The Stock Purchase Agreement (sometimes referred to as an “SPA”), should, near the top of the first page, make it very clear what type of stock is being bought and sold in the round. If you cannot tell, you should check with the company. Here is an overview of the different types of stock typically issued.
Common Stock - the baseline equity of a company; typically owned by founders and granted to employees, consultants, advisors and board members upon the exercise of stock options. (Common Stockholders are the last to receive assets and cash in the case of a sale, liquidation or bankruptcy)
Convertible Note - technically this is a “security” under the SEC’s broad definition, but it is not stock. It is convertible into stock, but you are not a stockholder, and do not have the rights or protections of a stockholder until it converts. Convertible notes are often referred to as a “debt” or “bridge” round, because they are a form of financing in which investors lend money to a company for agreed-upon terms, including interest, with the intention that the money will not be repaid in cash, but rather be converted to equity as part of the next round of financing
Options - contractual right (but not an obligation) granted by a company, typically to employees, consultants, advisors and board members, to purchase a specific amount of securities, at a specific (future) date for a specific price. Stock options are typically for the purchase of common stock, but options on preferred stock are not unheard of. An option-holder’s right to exercise options and thereby convert them into stock, generally “vests” over time according to a pre-determined schedule. Options are typically issued pursuant to a predetermined option plan out of a pool of shares authorized to be used for the purpose of granting options. It is the responsibility of the option holder to track the exercise date and make sure they exercise before expiration - Seraf’s date tracking functionality can help with that.
Preferred Stock - most common type of security issued and purchased in the private equity investing context (e.g. angel, VC, PE); preferred stock is a class of stock, created under a company’s charter, which comes with special rights, privileges, protections, and possibly obligations. A company can have many different layers of preferred stock (usually sequentially named such as “Series A Preferred Stock”, “Series B Preferred Stock” etc.) Aside from its customizability through negotiation, preferred stock’s main advantage is that, in the event of a sale, liquidation or bankruptcy, it is repaid before common stock (though different layers or series of preferred stock may have different seniority by agreement). Preferred stock comes in a nearly infinite number of variations and so it is important to read the documents and charter amendments to understand your rights and obligations.
Restricted Stock - can be any type of stock, but is referred to as restricted because it is granted pursuant to a contract which imposes various restrictions on ownership. Although there can be many types of restrictions, the most common restriction is the requirement that time pass before ownership is outright. This schedule is very similar to options vesting (see Options), although technically it is different: it is not ownership rights vesting, but rather ownership restrictions lapsing with the passage of time. Restricted stock is typically issued to executives and directors as compensation and can have different tax and accounting treatment than options. Restricted stock is often issued pursuant to a predetermined option and restricted stock plan out of a pool of shares authorized to be used for the purpose of granting options and restricted shares.
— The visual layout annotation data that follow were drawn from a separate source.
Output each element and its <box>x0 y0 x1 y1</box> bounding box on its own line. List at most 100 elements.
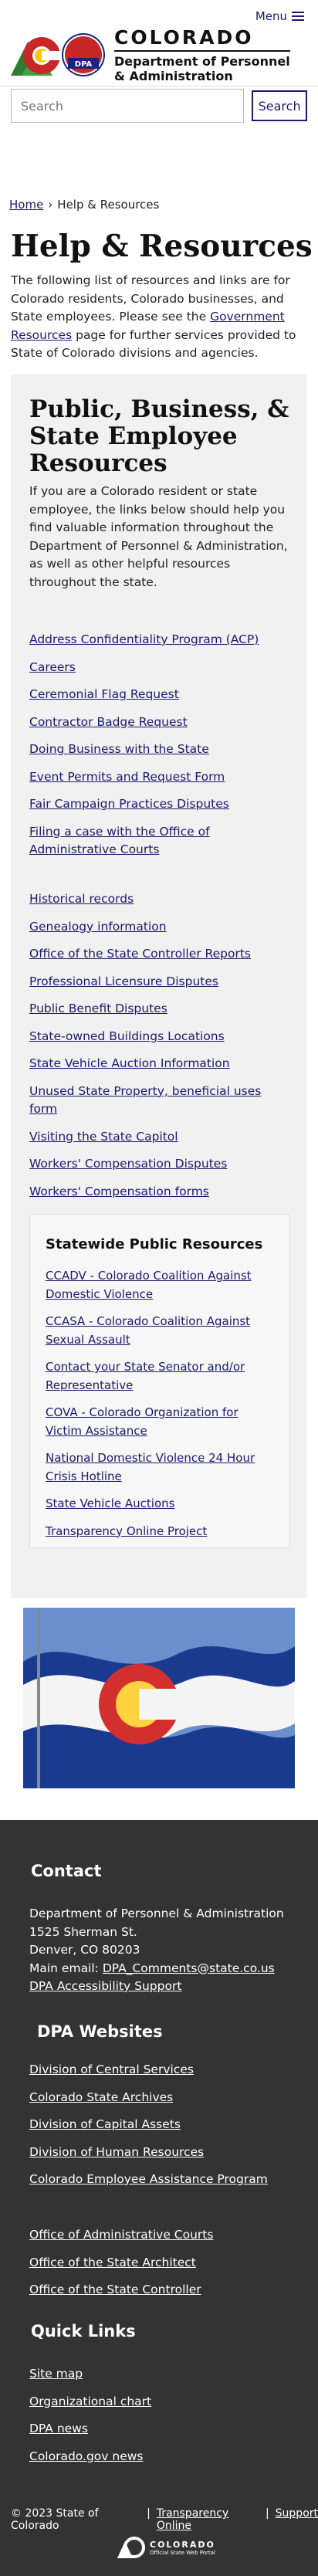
list-item: Colorado Employee Assistance Program <box>29 2171 268 2189</box>
menu-icon <box>292 12 304 21</box>
breadcrumb: Home › Help & Resources <box>9 198 159 212</box>
list-item: Workers' Compensation forms <box>29 1183 292 1202</box>
footer-link[interactable]: Colorado.gov news <box>29 2449 143 2463</box>
search-input[interactable] <box>11 89 245 123</box>
resource-link[interactable]: Workers' Compensation forms <box>29 1185 209 1198</box>
colorado-portal-logo[interactable]: COLORADO Official State Web Portal <box>117 2534 215 2561</box>
copyright: © 2023 State of Colorado <box>11 2507 99 2532</box>
footer-link[interactable]: Division of Capital Assets <box>29 2117 181 2131</box>
resource-link[interactable]: State-owned Buildings Locations <box>29 1029 225 1043</box>
list-item: Careers <box>29 659 292 677</box>
resource-link[interactable]: Public Benefit Disputes <box>29 1002 167 1015</box>
list-item: Transparency Online Project <box>46 1523 277 1541</box>
menu-label: Menu <box>255 9 287 23</box>
footer-link[interactable]: Division of Central Services <box>29 2062 194 2076</box>
list-item: Public Benefit Disputes <box>29 1000 292 1019</box>
resource-link[interactable]: Careers <box>29 660 76 674</box>
list-item: Site map <box>29 2365 151 2384</box>
footer-quick-links: Site map Organizational chart DPA news C… <box>29 2365 151 2475</box>
resource-link[interactable]: Ceremonial Flag Request <box>29 687 179 701</box>
resource-link[interactable]: Fair Campaign Practices Disputes <box>29 797 229 811</box>
public-resources-section: Public, Business, & State Employee Resou… <box>11 375 307 1598</box>
list-item: Contractor Badge Request <box>29 713 292 732</box>
portal-subtitle: Official State Web Portal <box>150 2549 215 2556</box>
resource-link[interactable]: Unused State Property, beneficial uses f… <box>29 1084 261 1117</box>
list-item: Contact your State Senator and/or Repres… <box>46 1358 277 1395</box>
statewide-link[interactable]: Transparency Online Project <box>46 1524 207 1538</box>
breadcrumb-home-link[interactable]: Home <box>9 198 43 212</box>
list-item: DPA news <box>29 2420 151 2439</box>
resource-links-group-2: Historical records Genealogy information… <box>29 890 292 1210</box>
statewide-link[interactable]: CCADV - Colorado Coalition Against Domes… <box>46 1269 252 1301</box>
colorado-flag-image <box>23 1608 295 1788</box>
list-item: National Domestic Violence 24 Hour Crisi… <box>46 1449 277 1486</box>
resource-link[interactable]: Event Permits and Request Form <box>29 770 225 784</box>
list-item: Organizational chart <box>29 2393 151 2412</box>
footer-bottom-bar: © 2023 State of Colorado | Transparency … <box>11 2507 318 2532</box>
list-item: Colorado.gov news <box>29 2448 151 2466</box>
footer-email-link[interactable]: DPA_Comments@state.co.us <box>103 1961 275 1975</box>
resource-link[interactable]: Filing a case with the Office of Adminis… <box>29 825 210 857</box>
statewide-link[interactable]: CCASA - Colorado Coalition Against Sexua… <box>46 1314 250 1347</box>
list-item: State Vehicle Auctions <box>46 1495 277 1513</box>
support-link[interactable]: Support <box>276 2507 318 2532</box>
resource-link[interactable]: Genealogy information <box>29 920 167 934</box>
statewide-link[interactable]: National Domestic Violence 24 Hour Crisi… <box>46 1451 255 1483</box>
list-item: Office of Administrative Courts <box>29 2226 213 2245</box>
resource-link[interactable]: Office of the State Controller Reports <box>29 947 251 961</box>
footer-link[interactable]: Division of Human Resources <box>29 2145 204 2159</box>
resource-link[interactable]: State Vehicle Auction Information <box>29 1056 230 1070</box>
resource-link[interactable]: Professional Licensure Disputes <box>29 974 218 988</box>
list-item: Doing Business with the State <box>29 741 292 759</box>
footer-quick-links-heading: Quick Links <box>31 2322 136 2340</box>
resource-link[interactable]: Doing Business with the State <box>29 742 209 756</box>
site-logo[interactable]: DPA COLORADO Department of Personnel & A… <box>11 26 290 83</box>
search-button[interactable]: Search <box>252 90 307 121</box>
footer-link[interactable]: Colorado State Archives <box>29 2090 173 2104</box>
section-title: Public, Business, & State Employee Resou… <box>29 395 289 477</box>
search-bar: Search <box>11 89 307 123</box>
list-item: COVA - Colorado Organization for Victim … <box>46 1404 277 1440</box>
resource-link[interactable]: Address Confidentiality Program (ACP) <box>29 632 259 646</box>
resource-links-group-1: Address Confidentiality Program (ACP) Ca… <box>29 631 292 869</box>
statewide-resources-card: Statewide Public Resources CCADV - Color… <box>29 1214 290 1548</box>
portal-title: COLORADO <box>150 2539 215 2550</box>
statewide-link[interactable]: Contact your State Senator and/or Repres… <box>46 1360 245 1392</box>
footer-accessibility-link[interactable]: DPA Accessibility Support <box>29 1979 181 1993</box>
statewide-link[interactable]: State Vehicle Auctions <box>46 1496 174 1510</box>
list-item: Office of the State Architect <box>29 2254 213 2273</box>
footer-link[interactable]: Organizational chart <box>29 2395 151 2408</box>
page-title: Help & Resources <box>11 229 313 264</box>
list-item: Fair Campaign Practices Disputes <box>29 795 292 814</box>
menu-button[interactable]: Menu <box>255 9 304 23</box>
list-item: Ceremonial Flag Request <box>29 686 292 704</box>
resource-link[interactable]: Visiting the State Capitol <box>29 1130 178 1144</box>
footer-link[interactable]: DPA news <box>29 2422 88 2435</box>
dpa-logo-icon: DPA <box>62 33 105 76</box>
resource-link[interactable]: Historical records <box>29 892 134 906</box>
brand-subtitle: Department of Personnel & Administration <box>114 54 290 83</box>
footer-websites-group-2: Office of Administrative Courts Office o… <box>29 2226 213 2309</box>
list-item: Workers' Compensation Disputes <box>29 1155 292 1174</box>
footer-link[interactable]: Site map <box>29 2367 83 2381</box>
footer-link[interactable]: Office of Administrative Courts <box>29 2228 213 2242</box>
resource-link[interactable]: Contractor Badge Request <box>29 715 188 729</box>
list-item: Division of Human Resources <box>29 2144 268 2162</box>
statewide-link[interactable]: COVA - Colorado Organization for Victim … <box>46 1405 238 1438</box>
footer-websites-group-1: Division of Central Services Colorado St… <box>29 2061 268 2198</box>
resource-link[interactable]: Workers' Compensation Disputes <box>29 1157 227 1171</box>
section-description: If you are a Colorado resident or state … <box>29 484 288 589</box>
list-item: Office of the State Controller <box>29 2281 213 2300</box>
list-item: State-owned Buildings Locations <box>29 1028 292 1046</box>
footer-contact-heading: Contact <box>31 1862 102 1880</box>
footer-link[interactable]: Office of the State Controller <box>29 2283 201 2296</box>
list-item: CCADV - Colorado Coalition Against Domes… <box>46 1267 277 1303</box>
footer-link[interactable]: Office of the State Architect <box>29 2256 196 2269</box>
transparency-online-link[interactable]: Transparency Online <box>157 2507 259 2532</box>
list-item: Division of Capital Assets <box>29 2116 268 2134</box>
footer-websites-heading: DPA Websites <box>37 2022 163 2041</box>
footer-link[interactable]: Colorado Employee Assistance Program <box>29 2172 268 2186</box>
dpa-badge-text: DPA <box>75 60 93 69</box>
list-item: Professional Licensure Disputes <box>29 973 292 991</box>
list-item: Address Confidentiality Program (ACP) <box>29 631 292 649</box>
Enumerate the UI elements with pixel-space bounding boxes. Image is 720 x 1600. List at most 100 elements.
Warrants - very similar to options; a contractual right (but not an obligation) granted by a company, typically to lenders, investors or strategic partners, as a right to purchase a specific amount of securities, at a specific (future) date for a specific price. Warrants are often for the purchase of common stock, but warrants on preferred stock are not unheard of. A warrant-holder’s right to exercise warrants and thereby convert them into stock, generally “vests” over time according to a pre-determined schedule. Warrants are typically one-offs and are generally not issued pursuant to a predetermined option plan or out of a pool of shares authorized to be used for the purpose of granting options. Angel investors usually see warrants in situations where the company wants to make a convertible debt deal perform more like equity, or where special incentives are offered to close earlier, or to bridge a gap on valuation. It is the responsibility of the warrant holder to track the exercise date and make sure they exercise before expiration - Seraf’s date tracking functionality can help with that.